Step 2: The acquirer’s loan portfolio is allowed to amortize (with no growth and replacement) over the one-year period.

Step 3: A steady growth rate in loans is superimposed on the acquirer’s loan portfolio, accumulating in an incremental volume level that equals the outstanding loan level of the acquisition after one year of amortization. The acquirer will end up with the same amount of assets in the one-year period in both the acquisition and organic growth scenarios. This process establishes an equivalent baseline of organic growth to evaluate the proposed acquisition. It also considers the time value of money, which is a real tangible consideration when evaluating an acquisition. The expected rate environment is a critical part of this step.

The acquirer must also recognize market conditions for loan originations. The sample acquirer assumes new loans will be originated at current market rates (represented by the red shading). The bar chart depicts the bank’s portfolio after a year of growth, including both existing loans and new originations.

Note: The amount of organic growth implied in this step might not be practically realistic; however, it must be matched to the acquired loans outstanding at the end of one year to establish the correct baseline.

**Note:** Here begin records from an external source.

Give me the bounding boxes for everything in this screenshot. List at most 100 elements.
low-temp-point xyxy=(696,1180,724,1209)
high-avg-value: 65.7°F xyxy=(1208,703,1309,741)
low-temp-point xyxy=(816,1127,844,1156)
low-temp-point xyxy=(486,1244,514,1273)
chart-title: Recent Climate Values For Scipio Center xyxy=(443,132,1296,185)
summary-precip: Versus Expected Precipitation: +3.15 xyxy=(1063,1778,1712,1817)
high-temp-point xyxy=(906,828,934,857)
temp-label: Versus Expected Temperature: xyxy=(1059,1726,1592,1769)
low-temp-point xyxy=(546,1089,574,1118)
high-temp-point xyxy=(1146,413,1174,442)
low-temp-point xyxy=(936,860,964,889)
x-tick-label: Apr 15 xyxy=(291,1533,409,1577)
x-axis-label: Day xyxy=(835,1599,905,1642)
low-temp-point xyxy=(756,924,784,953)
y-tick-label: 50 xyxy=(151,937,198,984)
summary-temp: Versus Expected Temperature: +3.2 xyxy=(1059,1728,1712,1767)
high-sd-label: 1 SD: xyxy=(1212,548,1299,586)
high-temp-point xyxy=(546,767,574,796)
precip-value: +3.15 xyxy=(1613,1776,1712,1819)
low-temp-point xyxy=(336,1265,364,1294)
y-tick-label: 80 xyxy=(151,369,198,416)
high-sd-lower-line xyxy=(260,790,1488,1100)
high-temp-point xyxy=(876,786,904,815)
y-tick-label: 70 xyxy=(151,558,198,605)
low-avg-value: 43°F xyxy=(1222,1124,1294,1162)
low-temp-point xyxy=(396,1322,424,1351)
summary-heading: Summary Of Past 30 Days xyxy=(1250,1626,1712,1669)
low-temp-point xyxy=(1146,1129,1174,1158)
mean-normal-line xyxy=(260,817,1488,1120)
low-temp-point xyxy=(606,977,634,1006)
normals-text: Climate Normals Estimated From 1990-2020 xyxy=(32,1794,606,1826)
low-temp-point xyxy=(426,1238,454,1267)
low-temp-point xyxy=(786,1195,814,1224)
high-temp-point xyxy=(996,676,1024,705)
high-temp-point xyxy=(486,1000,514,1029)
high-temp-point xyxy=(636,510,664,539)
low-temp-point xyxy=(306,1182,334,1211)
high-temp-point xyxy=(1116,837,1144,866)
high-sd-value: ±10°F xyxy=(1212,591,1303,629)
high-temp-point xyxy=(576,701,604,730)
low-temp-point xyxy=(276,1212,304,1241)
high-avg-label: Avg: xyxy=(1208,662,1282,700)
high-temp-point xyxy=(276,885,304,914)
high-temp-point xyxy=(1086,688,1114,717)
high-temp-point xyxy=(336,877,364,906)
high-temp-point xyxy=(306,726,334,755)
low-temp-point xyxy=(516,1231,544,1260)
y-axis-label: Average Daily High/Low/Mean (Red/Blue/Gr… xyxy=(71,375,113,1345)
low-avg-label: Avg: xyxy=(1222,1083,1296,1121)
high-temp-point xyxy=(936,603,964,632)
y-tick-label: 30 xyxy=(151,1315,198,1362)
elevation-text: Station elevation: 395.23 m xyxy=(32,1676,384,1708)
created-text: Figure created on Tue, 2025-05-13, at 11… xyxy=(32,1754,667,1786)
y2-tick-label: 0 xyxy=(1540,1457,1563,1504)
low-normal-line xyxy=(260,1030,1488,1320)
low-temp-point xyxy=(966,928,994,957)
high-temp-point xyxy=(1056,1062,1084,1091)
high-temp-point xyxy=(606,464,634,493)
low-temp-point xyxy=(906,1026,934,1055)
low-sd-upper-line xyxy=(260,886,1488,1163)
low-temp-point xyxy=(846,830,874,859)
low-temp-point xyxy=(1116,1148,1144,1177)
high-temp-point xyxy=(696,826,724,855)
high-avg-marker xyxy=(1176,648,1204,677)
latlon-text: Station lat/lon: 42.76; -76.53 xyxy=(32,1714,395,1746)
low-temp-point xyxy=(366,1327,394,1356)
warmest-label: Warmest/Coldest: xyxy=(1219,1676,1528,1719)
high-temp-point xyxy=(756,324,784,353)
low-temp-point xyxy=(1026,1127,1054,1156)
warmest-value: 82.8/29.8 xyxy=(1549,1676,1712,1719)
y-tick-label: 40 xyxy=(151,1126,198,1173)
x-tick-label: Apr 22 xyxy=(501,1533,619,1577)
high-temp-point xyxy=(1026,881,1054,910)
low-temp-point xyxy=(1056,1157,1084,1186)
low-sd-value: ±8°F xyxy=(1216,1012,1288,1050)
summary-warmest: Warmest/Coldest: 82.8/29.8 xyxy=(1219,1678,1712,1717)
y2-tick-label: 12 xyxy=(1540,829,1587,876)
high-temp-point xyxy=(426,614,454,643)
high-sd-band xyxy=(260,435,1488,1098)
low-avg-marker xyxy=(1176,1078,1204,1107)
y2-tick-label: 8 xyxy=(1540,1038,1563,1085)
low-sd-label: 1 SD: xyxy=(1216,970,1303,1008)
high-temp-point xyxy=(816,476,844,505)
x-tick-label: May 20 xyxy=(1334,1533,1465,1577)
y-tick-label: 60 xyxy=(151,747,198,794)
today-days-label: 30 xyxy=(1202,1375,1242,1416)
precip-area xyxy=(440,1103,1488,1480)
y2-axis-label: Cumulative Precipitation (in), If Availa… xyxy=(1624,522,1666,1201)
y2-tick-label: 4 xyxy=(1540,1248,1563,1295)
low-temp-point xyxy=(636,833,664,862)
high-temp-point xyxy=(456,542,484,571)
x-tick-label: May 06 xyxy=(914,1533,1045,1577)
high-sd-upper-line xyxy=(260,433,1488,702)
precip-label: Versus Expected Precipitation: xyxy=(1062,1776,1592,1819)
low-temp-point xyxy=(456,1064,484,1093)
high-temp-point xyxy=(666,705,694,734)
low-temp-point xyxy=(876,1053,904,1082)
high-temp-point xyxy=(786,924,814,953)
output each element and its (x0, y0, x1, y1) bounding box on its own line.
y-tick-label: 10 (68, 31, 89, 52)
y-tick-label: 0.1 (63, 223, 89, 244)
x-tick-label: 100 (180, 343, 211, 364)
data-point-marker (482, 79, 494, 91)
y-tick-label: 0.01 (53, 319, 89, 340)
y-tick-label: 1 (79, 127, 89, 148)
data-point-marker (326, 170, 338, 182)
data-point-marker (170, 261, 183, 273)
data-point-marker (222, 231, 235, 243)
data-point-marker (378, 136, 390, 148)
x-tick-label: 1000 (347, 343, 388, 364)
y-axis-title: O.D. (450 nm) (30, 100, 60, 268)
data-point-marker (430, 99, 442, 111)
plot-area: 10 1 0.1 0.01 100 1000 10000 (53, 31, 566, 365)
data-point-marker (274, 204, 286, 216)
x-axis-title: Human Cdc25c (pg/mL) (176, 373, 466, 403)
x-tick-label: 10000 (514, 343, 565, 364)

Obviously, this is conservative, but we believe this conservatism is necessary in any acquisition evaluation.

Step 4: Calculate the gross yield generated in the organic growth scenario, taking into consideration the monthly/quarterly outstandings and yields of the loan portfolio and the expected yield of this organic growth over the pro forma period. This then allows for the calculation of return-on-capital over this period. This process is repeated with the acquisition being treated as a simple dollar-for-dollar purchase of assets with no implied purchase multiple.

Step 5: Once the implied return-on-capital for both scenarios have been calculated, it is a fairly simple matter to calculate a multiple for the acquisition that would reduce the acquisition return-on-capital to the identical level of the organic growth return-on-capital. This step establishes the absolute ceiling price/multiple that can be attributed to the target’s loan portfolio.

 

Remember, transactions will more often than not require a premium to book value. Rather than using comparative deal analysis to derive the premium paid, the acquirer should calculate the precise value of the seller’s loans to itself and then determine an offering price. The analysis allows the acquirer to quantify its return on capital from both organic growth and the acquisition (at book value). The return from organic growth is the acquirer’s baseline, or hurdle rate, above which the acquisition is attractive. The acquirer calculates its price ceiling (or its “break even” price) by adjusting the multiple until the return on acquisition equals exactly the return on organic growth. If the going market price for the seller is reasonably below the price ceiling, the acquirer knows that the acquired loan portfolio would contribute positively towards the final multiple over book value.

Conclusion

The results of these analytics should be a warning sign to all bankers. Interest rates will soon increase. Banks cannot grow their way to better profitability. Acquisitions could provide an attractive solution, but only if the analysis shows the hidden vintage-derived value in the acquired loans.